Prime Minister Benjamin Netanyahu meeting with Holocaust survivors, January 2016.Credit: Kobi Gideon/GPO
Lee Yaron
Lee Yaron

The High Court of Justice rejected a petition Thursday that had sought to force the government to pay monthly stipends to tens of thousands of Holocaust survivors who immigrated to Israel after 1953.

The justices said the move could only be made through legislation. But they voiced support for increased funding for needy Holocaust survivors, and urged the government’s attorney in attendance to bring their ruling to the attention of Prime Minister Benjamin Netanyahu and Finance Minister Moshe Kahlon.

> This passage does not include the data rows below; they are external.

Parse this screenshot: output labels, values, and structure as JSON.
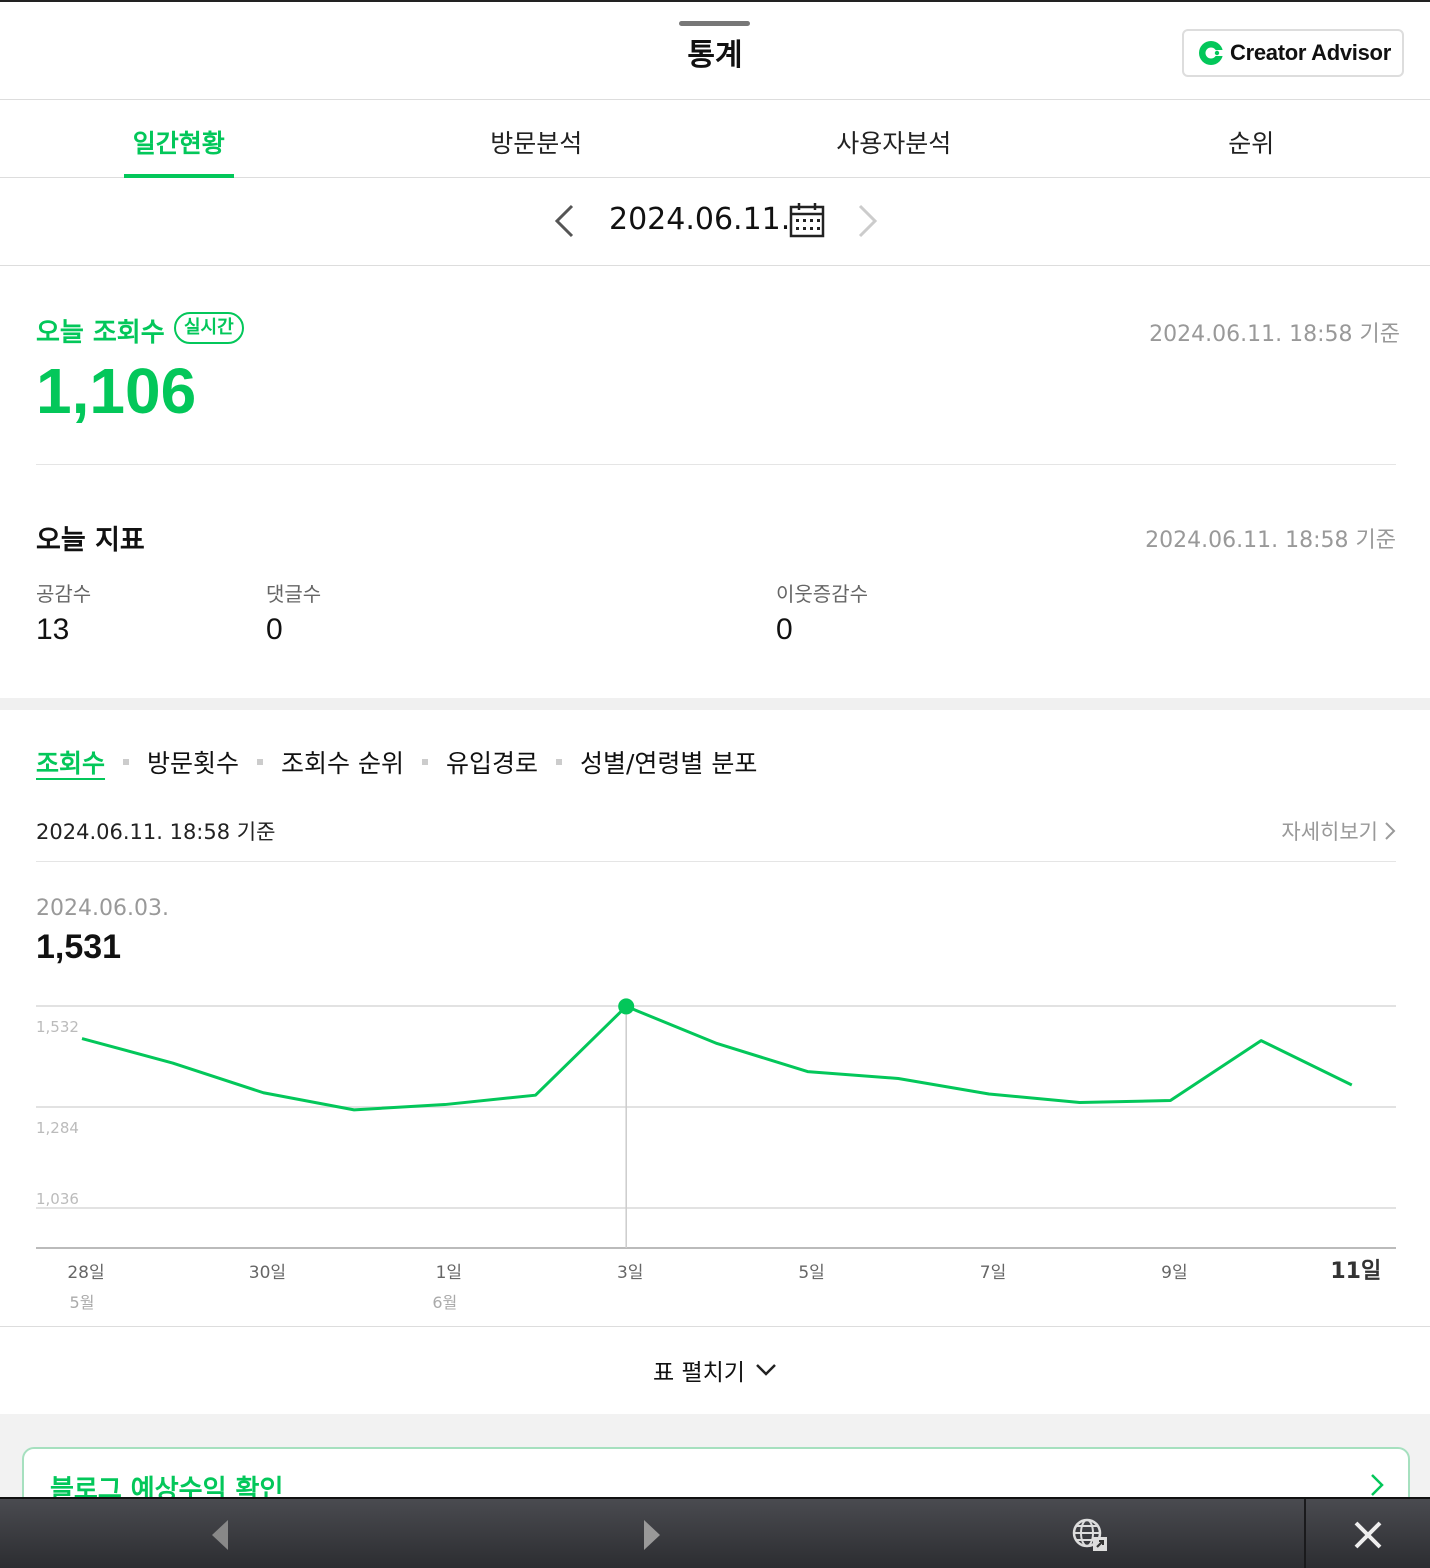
{
  "header": {
    "title": "통계",
    "creator_advisor_label": "Creator Advisor"
  },
  "tabs": [
    {
      "label": "일간현황",
      "active": true
    },
    {
      "label": "방문분석",
      "active": false
    },
    {
      "label": "사용자분석",
      "active": false
    },
    {
      "label": "순위",
      "active": false
    }
  ],
  "date_nav": {
    "date": "2024.06.11."
  },
  "today_views": {
    "label": "오늘 조회수",
    "badge": "실시간",
    "basis": "2024.06.11. 18:58 기준",
    "value": "1,106"
  },
  "indicators": {
    "title": "오늘 지표",
    "basis": "2024.06.11. 18:58 기준",
    "metrics": [
      {
        "label": "공감수",
        "value": "13"
      },
      {
        "label": "댓글수",
        "value": "0"
      },
      {
        "label": "이웃증감수",
        "value": "0"
      }
    ]
  },
  "subtabs": [
    {
      "label": "조회수",
      "active": true
    },
    {
      "label": "방문횟수",
      "active": false
    },
    {
      "label": "조회수 순위",
      "active": false
    },
    {
      "label": "유입경로",
      "active": false
    },
    {
      "label": "성별/연령별 분포",
      "active": false
    }
  ],
  "chart_section": {
    "basis": "2024.06.11. 18:58 기준",
    "detail_link": "자세히보기",
    "selected_date": "2024.06.03.",
    "selected_value": "1,531",
    "expand_label": "표 펼치기"
  },
  "chart_data": {
    "type": "line",
    "series": [
      {
        "values": [
          1452,
          1392,
          1319,
          1277,
          1290,
          1313,
          1531,
          1440,
          1371,
          1354,
          1316,
          1295,
          1300,
          1447,
          1338
        ]
      }
    ],
    "x": [
      "5/28",
      "5/29",
      "5/30",
      "5/31",
      "6/1",
      "6/2",
      "6/3",
      "6/4",
      "6/5",
      "6/6",
      "6/7",
      "6/8",
      "6/9",
      "6/10",
      "6/11"
    ],
    "tick_labels": [
      {
        "day": "28일",
        "month": "5월"
      },
      {
        "day": "30일",
        "month": ""
      },
      {
        "day": "1일",
        "month": "6월"
      },
      {
        "day": "3일",
        "month": ""
      },
      {
        "day": "5일",
        "month": ""
      },
      {
        "day": "7일",
        "month": ""
      },
      {
        "day": "9일",
        "month": ""
      },
      {
        "day": "11일",
        "month": ""
      }
    ],
    "y_ticks": [
      "1,532",
      "1,284",
      "1,036"
    ],
    "ylim": [
      1036,
      1532
    ],
    "selected_index": 6,
    "line_color": "#03c75a",
    "grid": true
  },
  "revenue_card": {
    "title": "블로그 예상수익 확인"
  },
  "colors": {
    "accent": "#03c75a",
    "muted_text": "#999999"
  }
}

By law, survivors who moved to Israel before 1953 are entitled to stipends that range from 2,200 to 9,000 shekels a month (about $600-$2,450), plus various other benefits. But those who immigrated after that year are entitled only to an annual grant of 3,600 shekels, with no additional benefits.

The court’s ruling means that some 83,000 survivors will continue to be denied the larger benefit.

The reason for the cut-off is that the Reparations Agreement with Germany took effect in 1953. In exchange for the reparations, Israel agreed to assume responsibility for compensating all survivors that were then living in the country. These survivors consequently lost their right to seek compensation directly from Germany or other Western European countries. Post-1953 immigrants retain that right, but aren’t eligible for benefits under Israel’s compensation law.

In their ruling, justices Elyakim Rubinstein, Salim Joubran and Daphne Barak-Erez said that post-1953 immigrants could obtain the expanded Israeli benefit only through legislation.

“But even if legally we are unable to add to what is already being done, we, too, will become a voice for the survivors so that their issue will be dealt with more vigorously,” the verdict declared.

“Recently, the country erupted over the unbecoming treatment of elderly people in nursing homes,” Rubinstein said, writing for the majority. “Some of those elderly people, and others like them, are Holocaust survivors. Efforts should be made to increase funding for them and to find a more equitable solution.”

In a concurring opinion, Barak-Erez wrote that the petition “reveals the distress of many elderly people in Israel, as well as the moral and ethical expectation that Israel serve as a warm, supportive home for the Holocaust survivors who still live among us.”

In 2013, then-Finance Minister Yair Lapid pushed through legislation granting full state benefits to some 20,000 survivors of concentration camps and ghettos who moved to Israel after 1953. But the law didn’t apply to survivors who weren’t in the camps and ghettos. So, in 2014, the Ken Lazaken (Yes to Seniors) nonprofit petitioned the court to demand that these survivors also receive the higher benefits.

In its response, the state promised to give them “additional assistance by increasing the annual grant they receive today.” But it opposed full equalization of benefits.

Ken Lazaken’s legal adviser, Yifat Solel, said she “hopes the court’s correct remarks will reach the cabinet and Knesset. It’s inconceivable that Israel’s government should discriminate between survivors.

“The time has come for Israel’s government to end this discrimination,” she added.